On the other hand, looking at English and being able to break down sentences to their basic points — object, subject, pronoun — has been both humbling and challenging for my own writing. I think it’s caused basic fact/honesty to leak out of my poetry in a way that, previously, was always clouded up in images, or heavy metaphors. I find myself much more willing to “go there” in my work; much more willing to state tree as tree; rain as rain; truth as truth.


Carlina: You just moved to Thailand and are watching the world through new corners and spaces. What do you find yourself resisting in your world these days?

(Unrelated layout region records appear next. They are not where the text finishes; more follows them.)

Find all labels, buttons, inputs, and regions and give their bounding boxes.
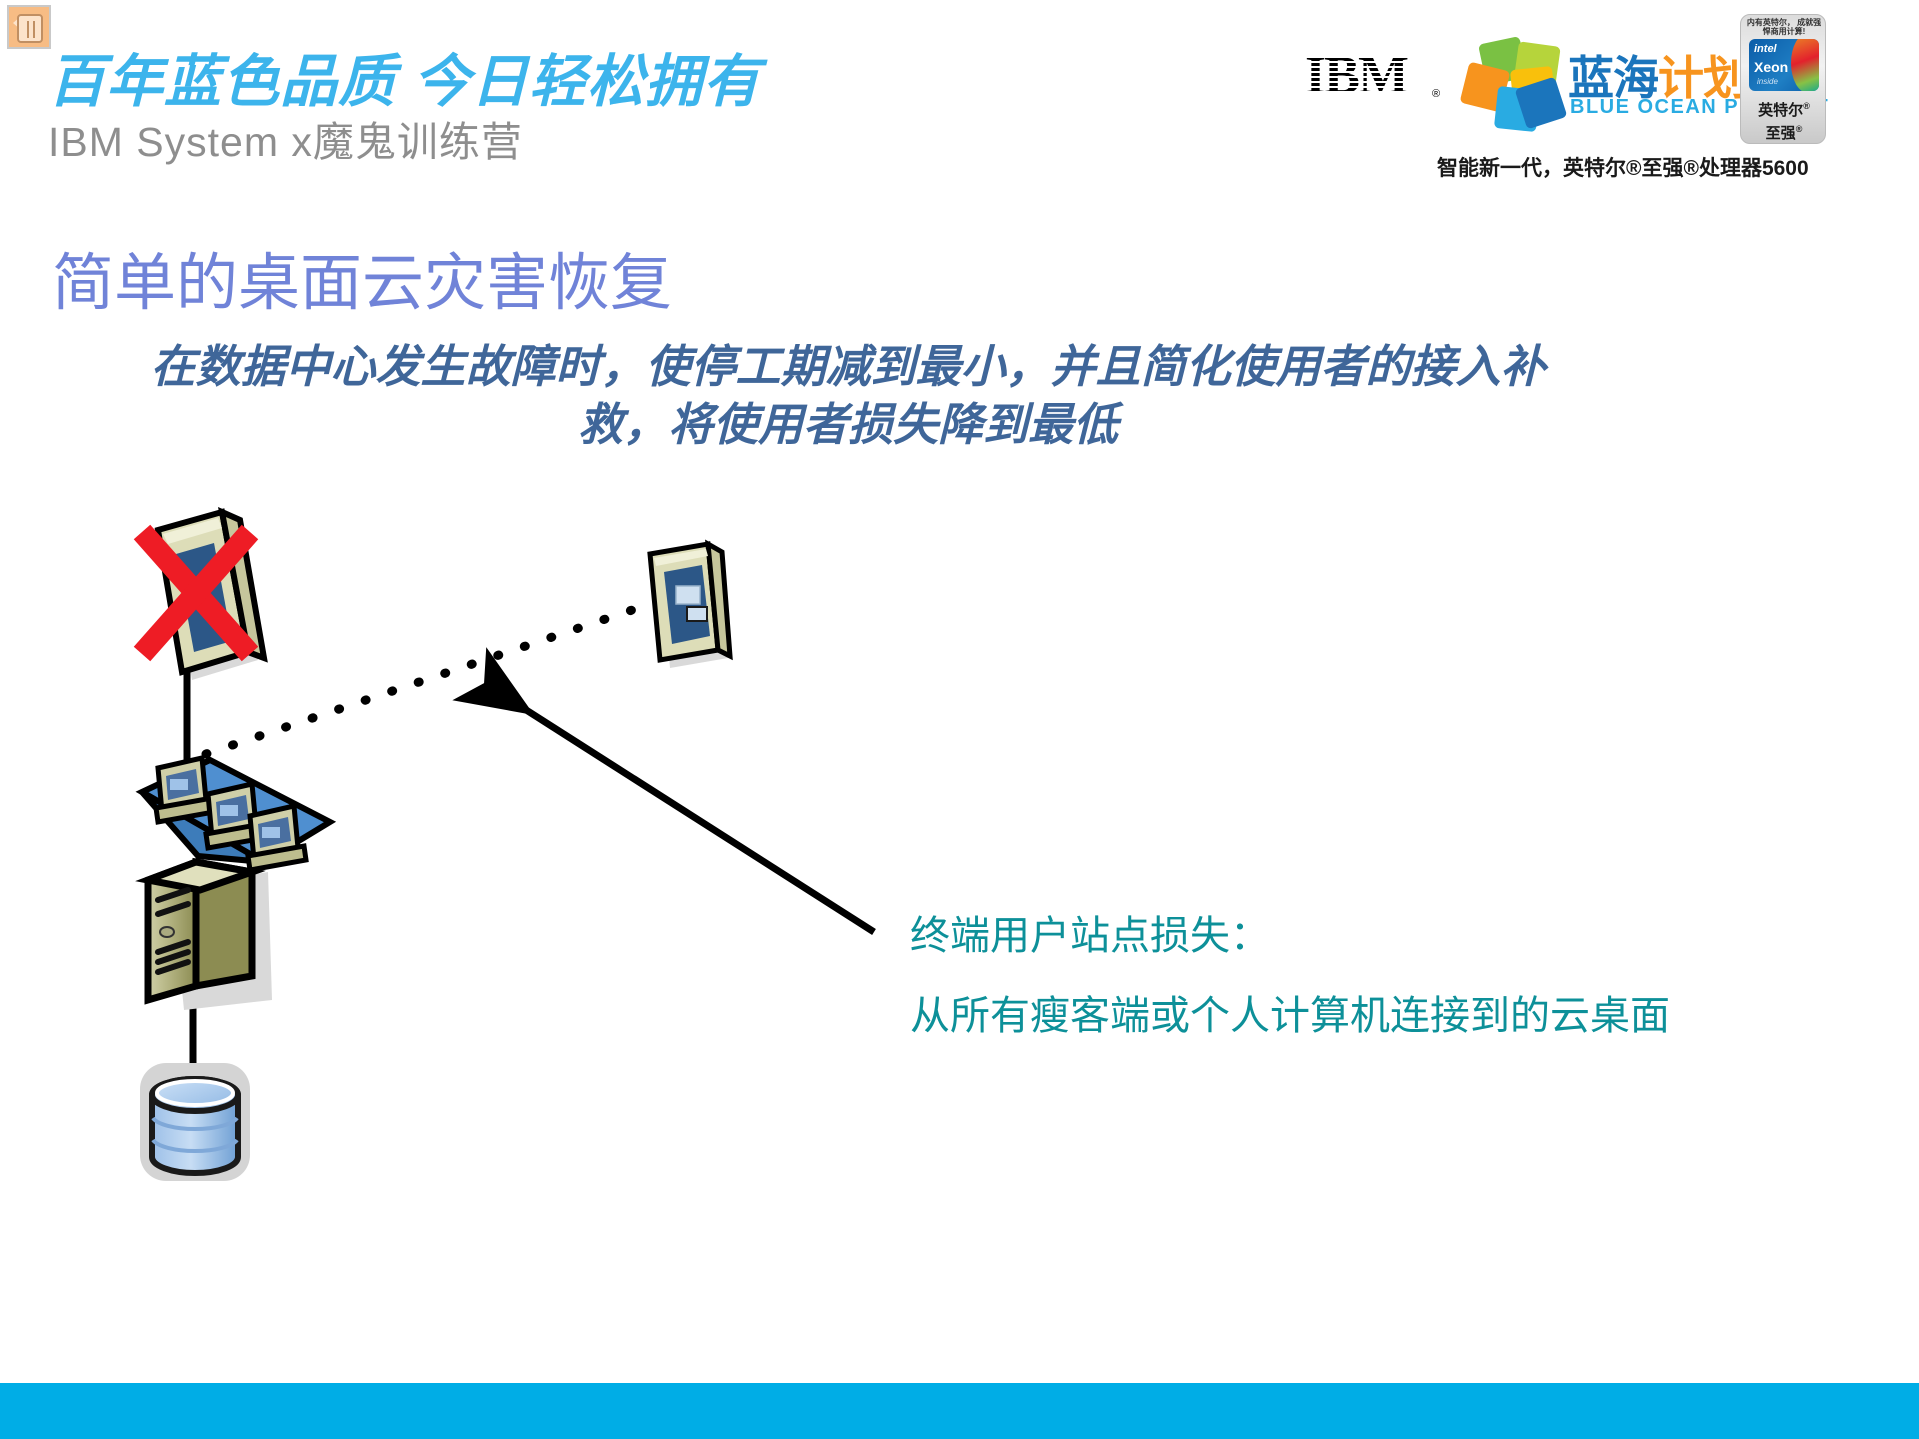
intel-xeon-badge: 内有英特尔， 成就强悍商用计算! intel Xeon inside 英特尔®至… <box>1740 14 1826 144</box>
page-title: 简单的桌面云灾害恢复 <box>52 232 672 322</box>
callout-text-line2: 从所有瘦客端或个人计算机连接到的云桌面 <box>910 983 1670 1041</box>
ibm-logo-text: IBM <box>1305 48 1430 102</box>
banner-subtitle: IBM System x魔鬼训练营 <box>48 108 523 168</box>
page-subtitle: 在数据中心发生故障时，使停工期减到最小，并且简化使用者的接入补救，将使用者损失降… <box>118 338 1578 454</box>
storage-database-icon <box>140 1063 250 1181</box>
ibm-logo: IBM <box>1305 48 1430 102</box>
intel-brand-line2: Xeon <box>1754 59 1788 75</box>
note-comment-icon[interactable] <box>7 5 51 49</box>
intel-brand-line3: inside <box>1757 77 1778 86</box>
red-x-mark-icon <box>142 532 250 654</box>
failed-datacenter-monitor-icon <box>158 512 264 680</box>
banner-title: 百年蓝色品质 今日轻松拥有 <box>48 36 761 118</box>
intel-swirl-icon <box>1791 39 1819 91</box>
server-tower-icon <box>148 862 272 1010</box>
architecture-diagram <box>0 0 1919 1439</box>
intel-badge-top-caption: 内有英特尔， 成就强悍商用计算! <box>1745 18 1823 36</box>
recovery-monitor-icon <box>650 544 730 668</box>
slide-canvas: 百年蓝色品质 今日轻松拥有 IBM System x魔鬼训练营 IBM ® 蓝海… <box>0 0 1919 1439</box>
callout-text-line1: 终端用户站点损失： <box>910 903 1270 961</box>
note-page <box>17 14 43 43</box>
intel-brand-line1: intel <box>1754 43 1777 55</box>
thin-client-cluster-icon <box>142 758 330 870</box>
intel-chip-icon: intel Xeon inside <box>1749 39 1819 91</box>
intel-processor-caption: 智能新一代，英特尔®至强®处理器5600 <box>1437 152 1809 182</box>
ibm-registered-icon: ® <box>1432 88 1440 100</box>
callout-arrow <box>487 685 874 932</box>
intel-badge-bottom-caption: 英特尔®至强® <box>1741 97 1827 143</box>
footer-bar <box>0 1383 1919 1439</box>
connector-cluster-to-recovery-monitor <box>206 608 638 754</box>
blue-ocean-project-logo: 蓝海计划 BLUE OCEAN PROJECT <box>1460 38 1720 128</box>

Jasmine: Being in Thailand is very interesting to me because my language skills are so limited. It’s hard to say what I mean and easy to fall back on simplistic frameworks because that’s the extent of my Thai vocabulary. Learning vocab also happens in a very normative way most of the time, like learning the words for different family members, mom, dad, kids, etc. put me in a shockingly heteronormative and nuclear family centric mindset. I need to keep reminding myself that even the vocabulary of a five year old (which is where I’m currently at) can be stretched to get at more complicated ideas if I’m a little creative. Recently, I wore my “I am not a token” t-shirt (heyy, No Tokens Journal!), which led to explaining the concept of being a “token” to a 14 year old in a weird mix of examples and Tinglish. I don’t know which of us were more excited when we succeeded in understanding one another. It was a good reminder to me that just because I’m living and communicating in a different language doesn’t mean I have an excuse to be a non-critical thinker.


Carlina: I want to take a moment for a question regarding peace and sustainable joy. Something I admire about these poems is their subtle, deeply revolutionary ways of celebrating the self, muscle — “FACT SHEET: Know your Chinese Water Dragon,” for example, totally veers and punches, yet also grows from a very strong layer of self-conquer and self-celebration. So how do you celebrate? Celebrate yourself?


Jasmine: I think this is a question that I should ask myself every day. In many ways, writing this collection was one of the most celebratory things I can remember doing. Even on the days that it seemed like every paragraph I wrote was a snarling knot of contradictions, I remember feeling like wow, this is important, this makes me feel like him doing something good for myself. I hope I can have more writing experiences like this.

On a more giddy note: sushi, wearing a black button down and my brother’s lavender tie, my bike and the trails by the Huron river, climbing trees and/or mountains, walking on walls and rails and feeling like I deserve all the airspace I can reach.


Carlina: Giddy notes are sometimes the most important. I’m my at my shiniest when I’ve just replaced the batteries in the air conditioner remote and there are precious piles of mangoes overlooking my desk. I love eating grainy breads with my sister, surfing through grass with my parents, admiring fresh produce, and sitting before shelves and shelves of library books.

Plus, confetti goes up in my heart whenever I get to exchange brain-waves with friends who are simultaneous writers, readers, editors, & supreme badasses. Thank you, Jas.